RIO — Presa em um hotel de luxo em Portugal, a doleira Nelma Kodama será encaminhada para o Brasil e desembarca nesta quarta-feira em Salvador. Ela foi detida pela Polícia Federal (PF) nesta terça-feira por suspeita de envolvimento em esquema de tráfico internacional de drogas, no âmbito da Operação Descobrimento.

Nelma é ex-namorada do também doleiro Alberto Youssef e ganhou notoriedade por ter sido uma das delatoras da Operação Lava-Jato, pela qual foi condenada a 18 anos de prisão em 2014.

O advogado de Nelma, Adib Adbouni, afirmou ao GLOBO que sua cliente será encaminhada diretamente para a PF em Salvador, base da operação contra tráfico internacional de drogas. Nelma está presa preventivamente.

A operação também prendeu o lobista Rowles Magalhães, ex-namorado de Nelma. Ele está detido na Polícia Federal em São Paulo.

Adbouni também advoga para Rowles. O defensor afirmou que vai requerer a soltura do seu cliente nesta quarta-feira.
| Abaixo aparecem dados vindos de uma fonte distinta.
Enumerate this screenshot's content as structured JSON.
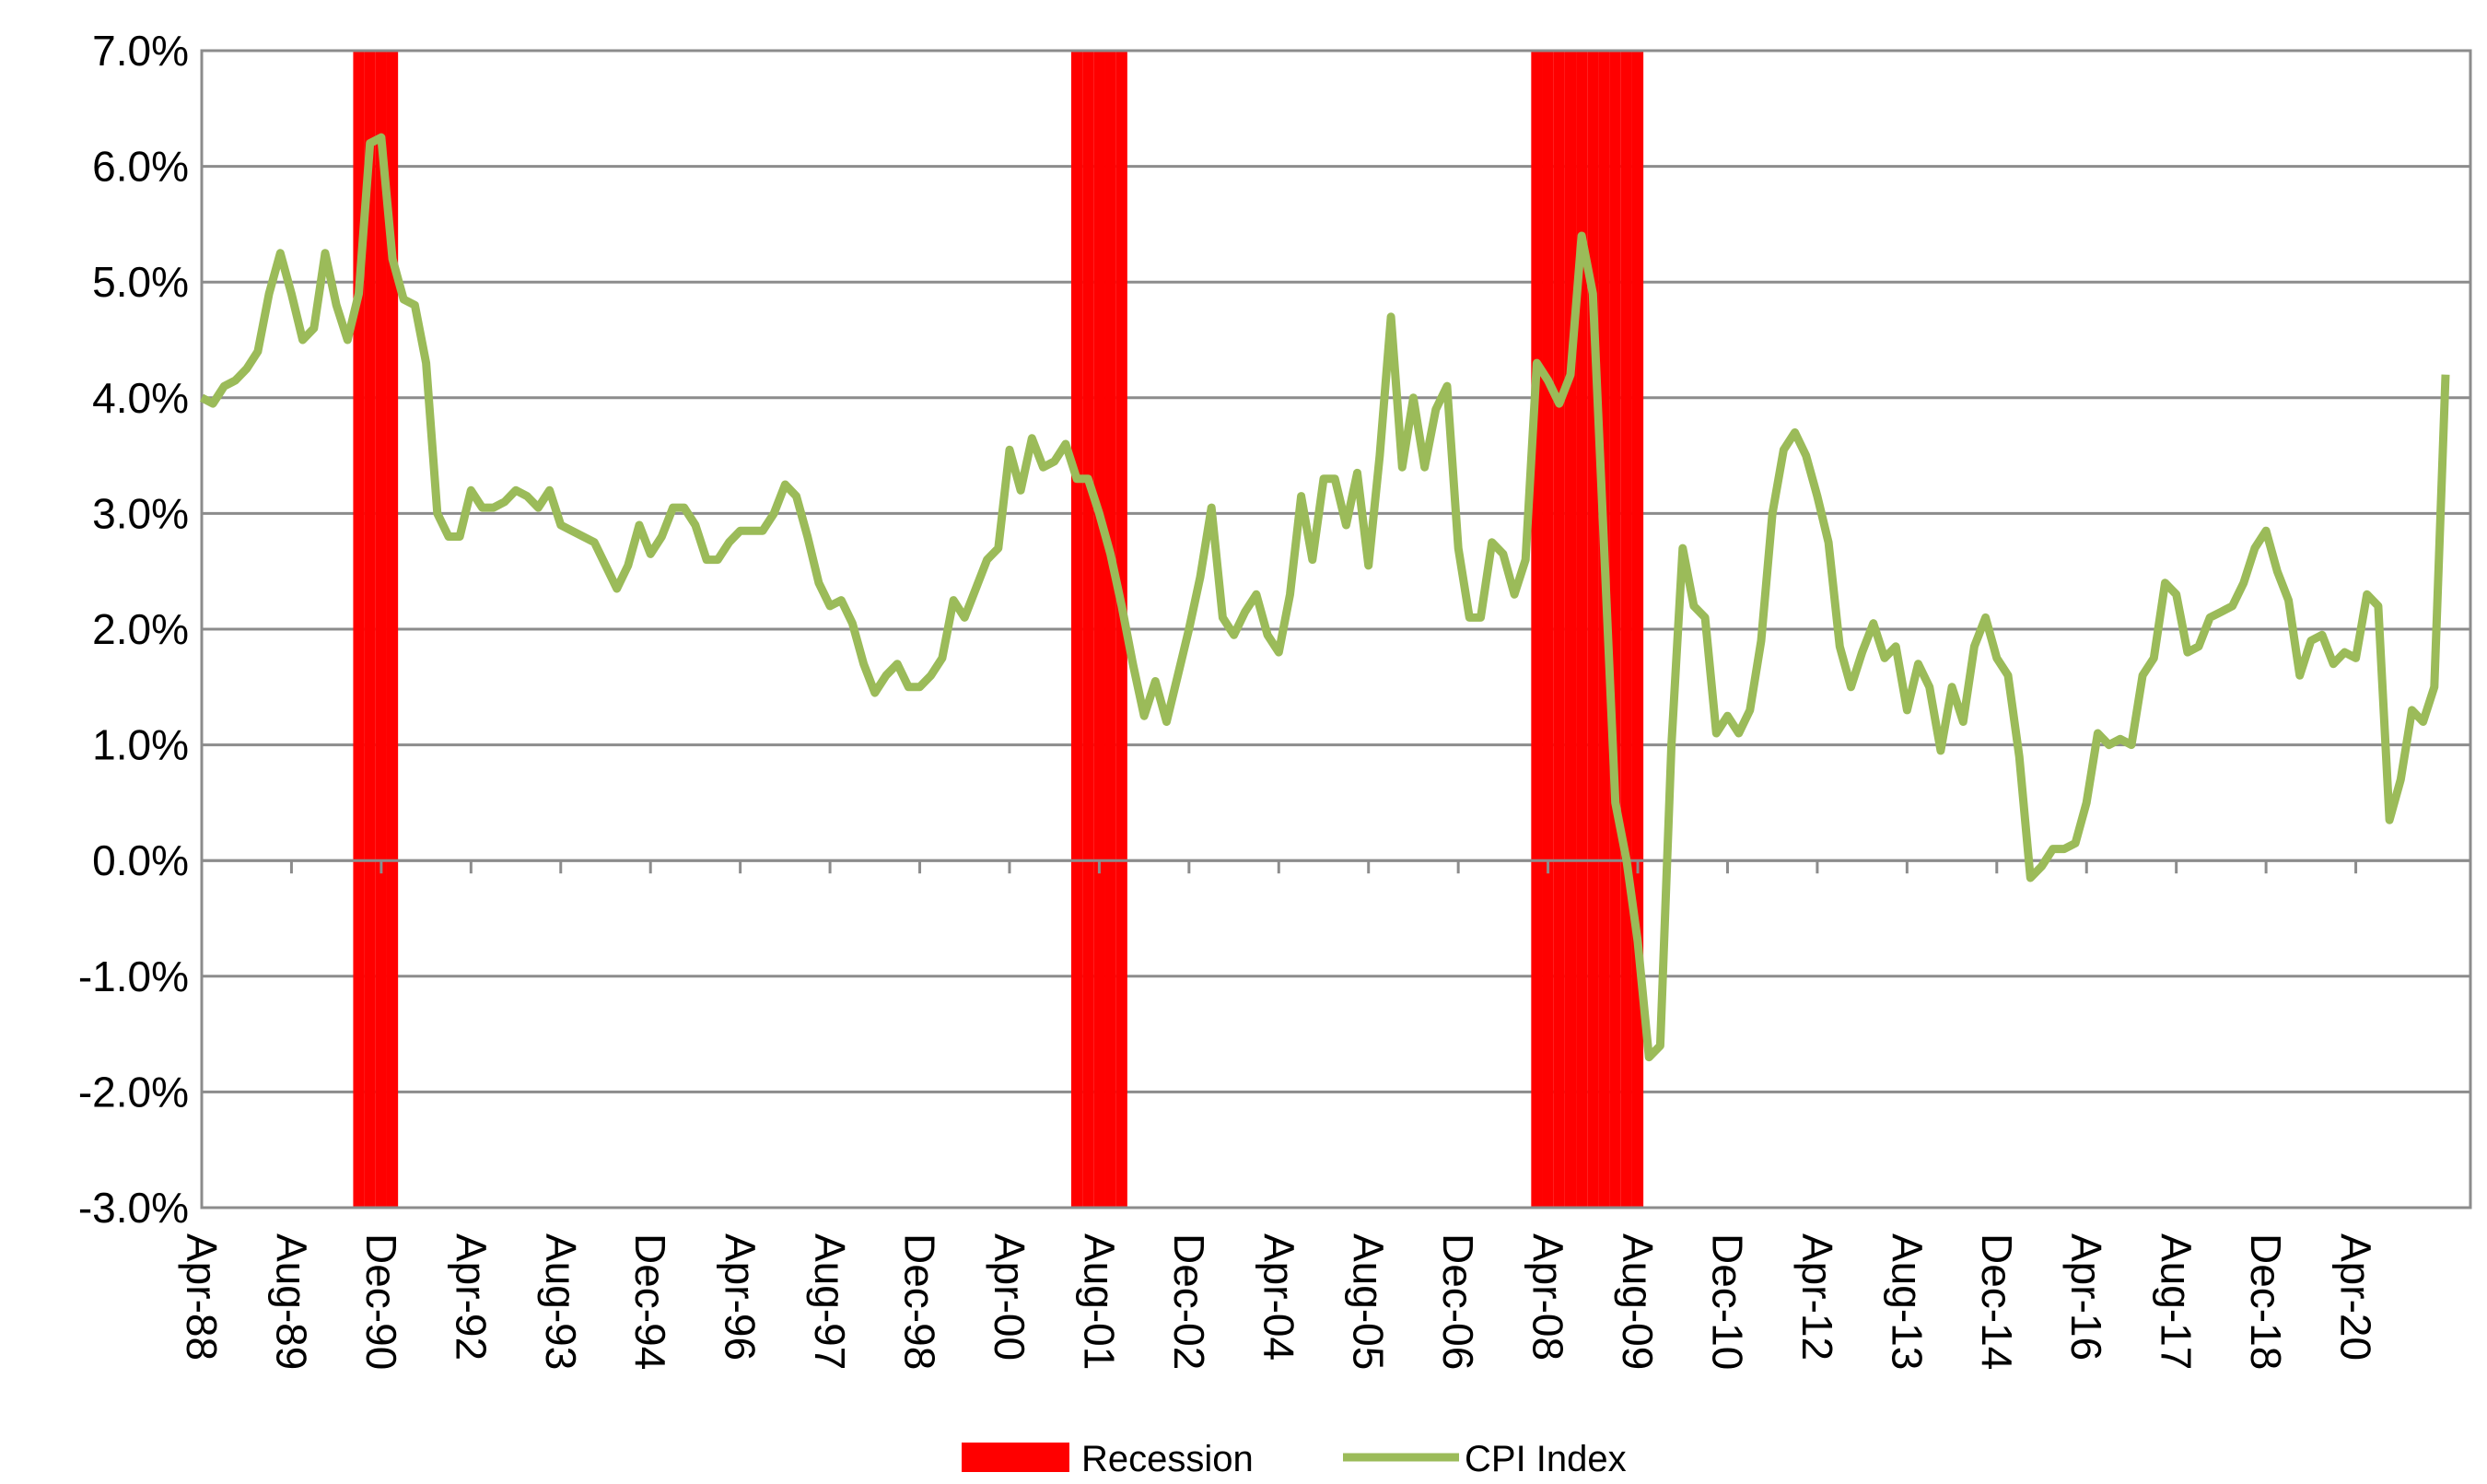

— A Nelma não tem relação alguma com tráfico de drogas, ela só foi presa porque se relacionou por um tempo com o Rowles — afirmou o advogado. — Pelo que está nos autos e tive acesso, nada vincula a Nelma ao tráfico — acrescentou Adbouni.

Investigações

As investigações tiveram início em fevereiro de 2021, quando um jato executivo Dassault Falcon 900, pertencente a uma empresa portuguesa de táxi aéreo, pousou no aeroporto internacional de Salvador para abastecimento. Após inspeção, foram encontrados cerca de 595 kg de cocaína escondidos na fuselagem da aeronave.
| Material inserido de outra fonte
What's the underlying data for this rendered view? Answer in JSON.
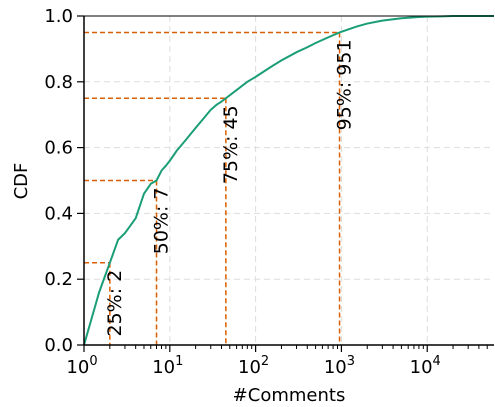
{
  "chart_data": {
    "type": "line",
    "xlabel": "#Comments",
    "ylabel": "CDF",
    "xscale": "log",
    "xlim": [
      1,
      60000
    ],
    "ylim": [
      0,
      1
    ],
    "grid": true,
    "x_ticks": [
      {
        "value": 1,
        "base": "10",
        "exp": "0"
      },
      {
        "value": 10,
        "base": "10",
        "exp": "1"
      },
      {
        "value": 100,
        "base": "10",
        "exp": "2"
      },
      {
        "value": 1000,
        "base": "10",
        "exp": "3"
      },
      {
        "value": 10000,
        "base": "10",
        "exp": "4"
      }
    ],
    "y_ticks": [
      {
        "value": 0,
        "label": "0.0"
      },
      {
        "value": 0.2,
        "label": "0.2"
      },
      {
        "value": 0.4,
        "label": "0.4"
      },
      {
        "value": 0.6,
        "label": "0.6"
      },
      {
        "value": 0.8,
        "label": "0.8"
      },
      {
        "value": 1.0,
        "label": "1.0"
      }
    ],
    "series": [
      {
        "color": "#1b9e77",
        "x": [
          1,
          1.5,
          2,
          2.5,
          3,
          4,
          5,
          6,
          7,
          8,
          9,
          10,
          12,
          15,
          20,
          25,
          30,
          35,
          40,
          45,
          60,
          80,
          100,
          150,
          200,
          300,
          400,
          500,
          700,
          951,
          1500,
          2000,
          3000,
          5000,
          8000,
          10000,
          15000,
          20000,
          30000,
          60000
        ],
        "y": [
          0,
          0.16,
          0.25,
          0.32,
          0.34,
          0.385,
          0.46,
          0.49,
          0.5,
          0.53,
          0.545,
          0.56,
          0.59,
          0.62,
          0.66,
          0.69,
          0.715,
          0.73,
          0.74,
          0.75,
          0.775,
          0.8,
          0.815,
          0.845,
          0.865,
          0.89,
          0.905,
          0.918,
          0.935,
          0.95,
          0.968,
          0.977,
          0.986,
          0.993,
          0.997,
          0.998,
          0.999,
          1.0,
          1.0,
          1.0
        ]
      }
    ],
    "percentile_markers": [
      {
        "p": 0.25,
        "x": 2,
        "label": "25%: 2"
      },
      {
        "p": 0.5,
        "x": 7,
        "label": "50%: 7"
      },
      {
        "p": 0.75,
        "x": 45,
        "label": "75%: 45"
      },
      {
        "p": 0.95,
        "x": 951,
        "label": "95%: 951"
      }
    ],
    "marker_color": "#d95f02"
  }
}
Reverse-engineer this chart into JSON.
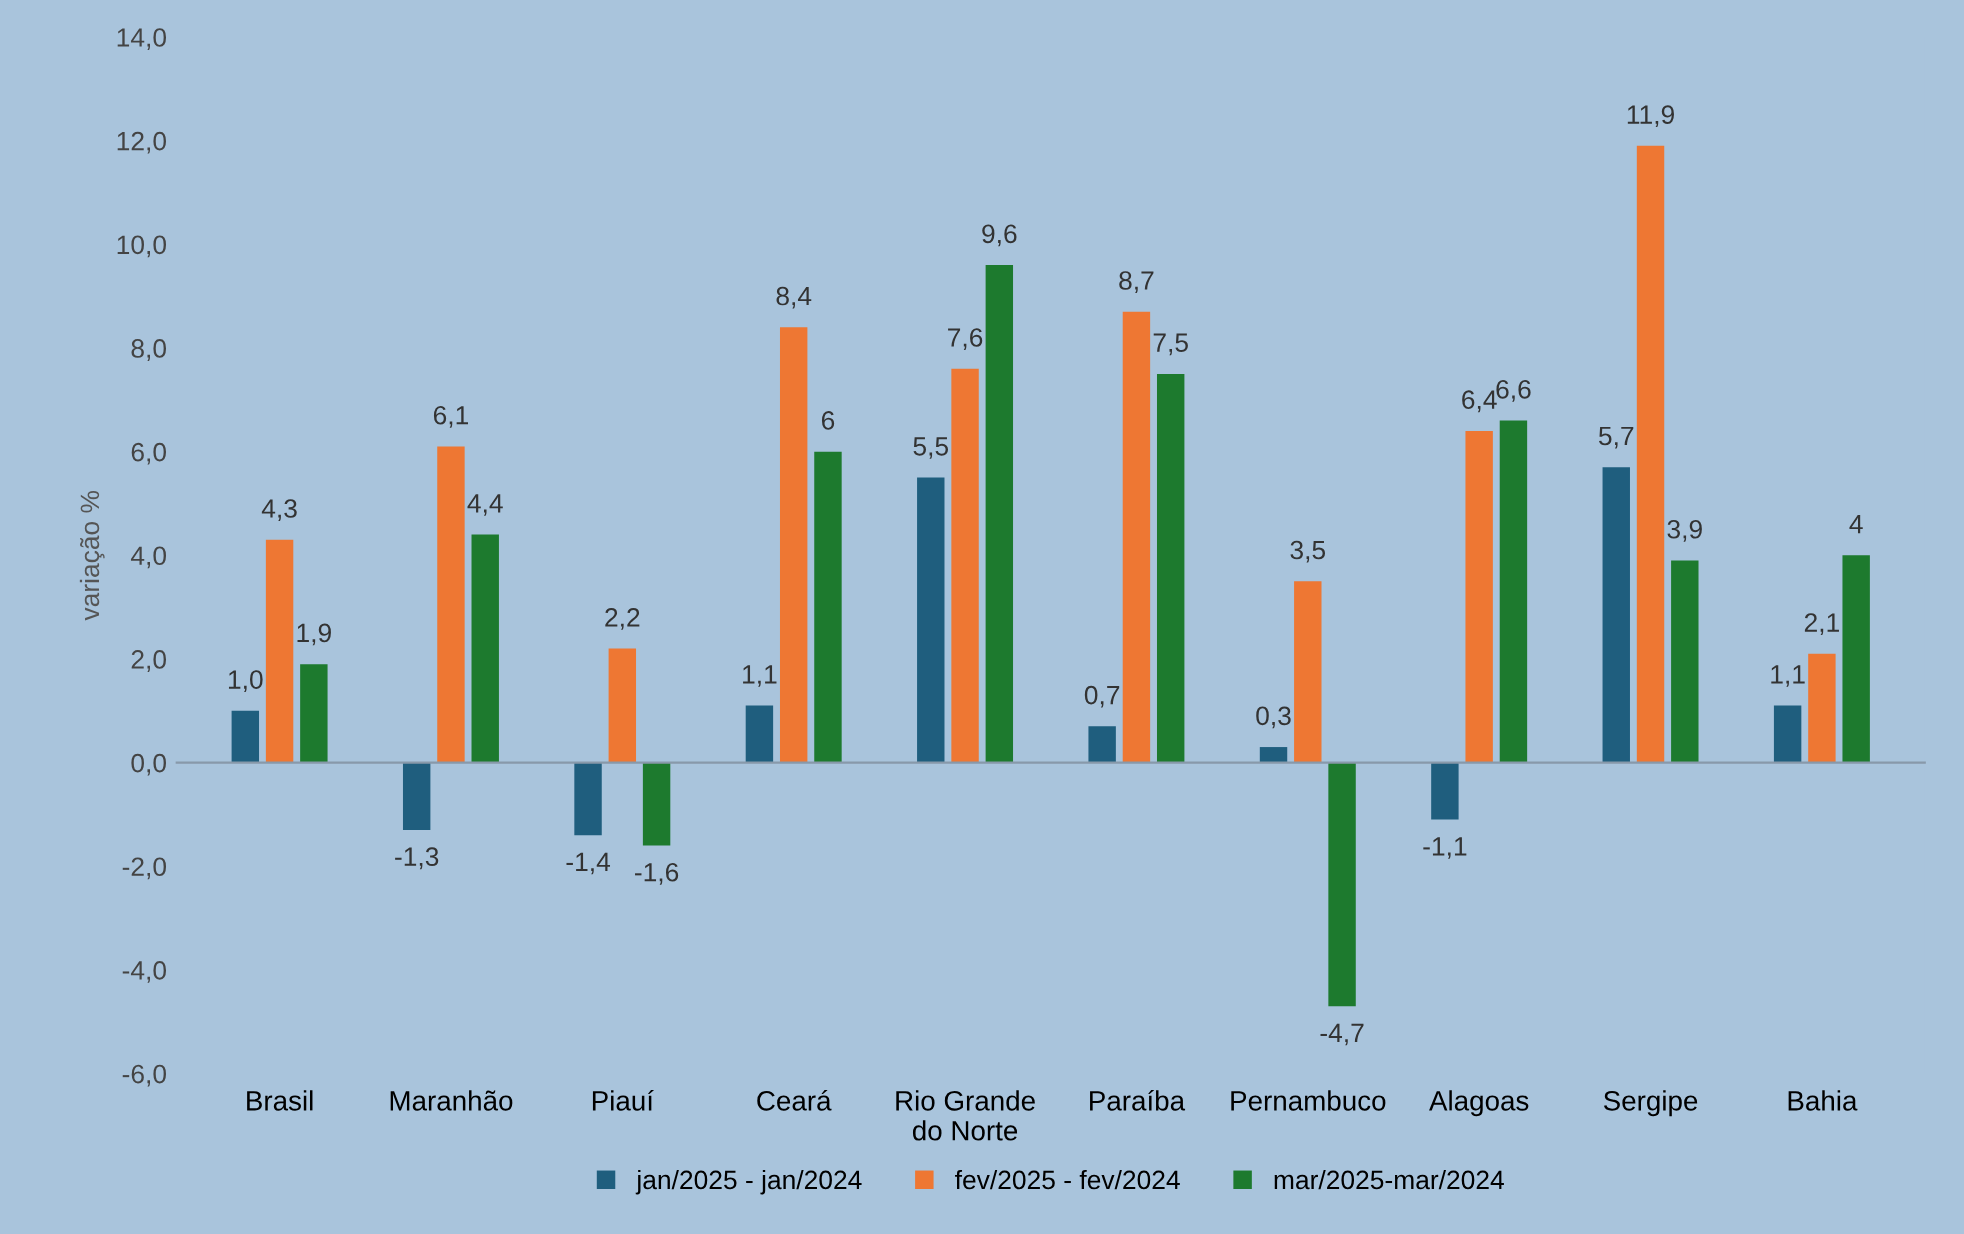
{
  "chart_data": {
    "type": "bar",
    "ylabel": "variação %",
    "categories": [
      "Brasil",
      "Maranhão",
      "Piauí",
      "Ceará",
      "Rio Grande\ndo Norte",
      "Paraíba",
      "Pernambuco",
      "Alagoas",
      "Sergipe",
      "Bahia"
    ],
    "series": [
      {
        "name": "jan/2025 - jan/2024",
        "color": "#1f5e7e",
        "values": [
          1.0,
          -1.3,
          -1.4,
          1.1,
          5.5,
          0.7,
          0.3,
          -1.1,
          5.7,
          1.1
        ],
        "value_labels": [
          "1,0",
          "-1,3",
          "-1,4",
          "1,1",
          "5,5",
          "0,7",
          "0,3",
          "-1,1",
          "5,7",
          "1,1"
        ]
      },
      {
        "name": "fev/2025 - fev/2024",
        "color": "#ee7733",
        "values": [
          4.3,
          6.1,
          2.2,
          8.4,
          7.6,
          8.7,
          3.5,
          6.4,
          11.9,
          2.1
        ],
        "value_labels": [
          "4,3",
          "6,1",
          "2,2",
          "8,4",
          "7,6",
          "8,7",
          "3,5",
          "6,4",
          "11,9",
          "2,1"
        ]
      },
      {
        "name": "mar/2025-mar/2024",
        "color": "#1d7a2e",
        "values": [
          1.9,
          4.4,
          -1.6,
          6,
          9.6,
          7.5,
          -4.7,
          6.6,
          3.9,
          4
        ],
        "value_labels": [
          "1,9",
          "4,4",
          "-1,6",
          "6",
          "9,6",
          "7,5",
          "-4,7",
          "6,6",
          "3,9",
          "4"
        ]
      }
    ],
    "ylim": [
      -6,
      14
    ],
    "yticks": [
      {
        "value": -6,
        "label": "-6,0"
      },
      {
        "value": -4,
        "label": "-4,0"
      },
      {
        "value": -2,
        "label": "-2,0"
      },
      {
        "value": 0,
        "label": "0,0"
      },
      {
        "value": 2,
        "label": "2,0"
      },
      {
        "value": 4,
        "label": "4,0"
      },
      {
        "value": 6,
        "label": "6,0"
      },
      {
        "value": 8,
        "label": "8,0"
      },
      {
        "value": 10,
        "label": "10,0"
      },
      {
        "value": 12,
        "label": "12,0"
      },
      {
        "value": 14,
        "label": "14,0"
      }
    ],
    "legend": "bottom"
  }
}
A PF identificou a estrutura da organização criminosa atuante nos dois países. O grupo era composto por fornecedores de cocaína, mecânicos de aviação e auxiliares, transportadores e doleiros, encarregados da movimentação financeira.

As medidas judiciais foram expedidas pela 2ª Vara Federal de Salvador e pela justiça portuguesa. Além de mandados de buscas e apreensão e de prisão preventiva, foram decretados o sequestro de imóveis e bloqueios de valores em contas bancárias usadas pelos investigados.

Nesta terça-feira, os agentes cumprem mandados em cinco estados brasileiros – Bahia, São Paulo, Mato Grosso, Rondônia, Pernambuco – e Portugal. A PF suspeita que a doleira estaria atuando na lavagem de capitais para o tráfico de drogas.

Lava-Jato

Nelma foi acusada de atuar em parceria com Youssef em um esquema de lavagem de dinheiro que movimentou mais de R$ 10 bilhões em valores da época. Depois de cumprir cinco anos de pena por organização criminosa, lavagem de dinheiro e corrupção ativa — entre o regime fechado e domiciliar —, ela se livrou em 2019 da tornozeleira eletrônica que usou por três anos.

Endividada, a doleira chegou a montar um bazar de peças das grifes mais caras do mundo, quando devia à Justiça mais de R$ 100 milhões em multas pelos crimes de sonegação fiscal, em reparação de danos apurados pela Lava-Jato e impostos retroativos. Nos tempos de milionária, ela movimentava em um único mês cerca de US$ 200 milhões sem documentação.

Nelma foi presa em 2014 no âmbito da Lava-Jato com 200 mil euros na calcinha, quando tentava embarcar no aeroporto de Guarulhos, em São Paulo.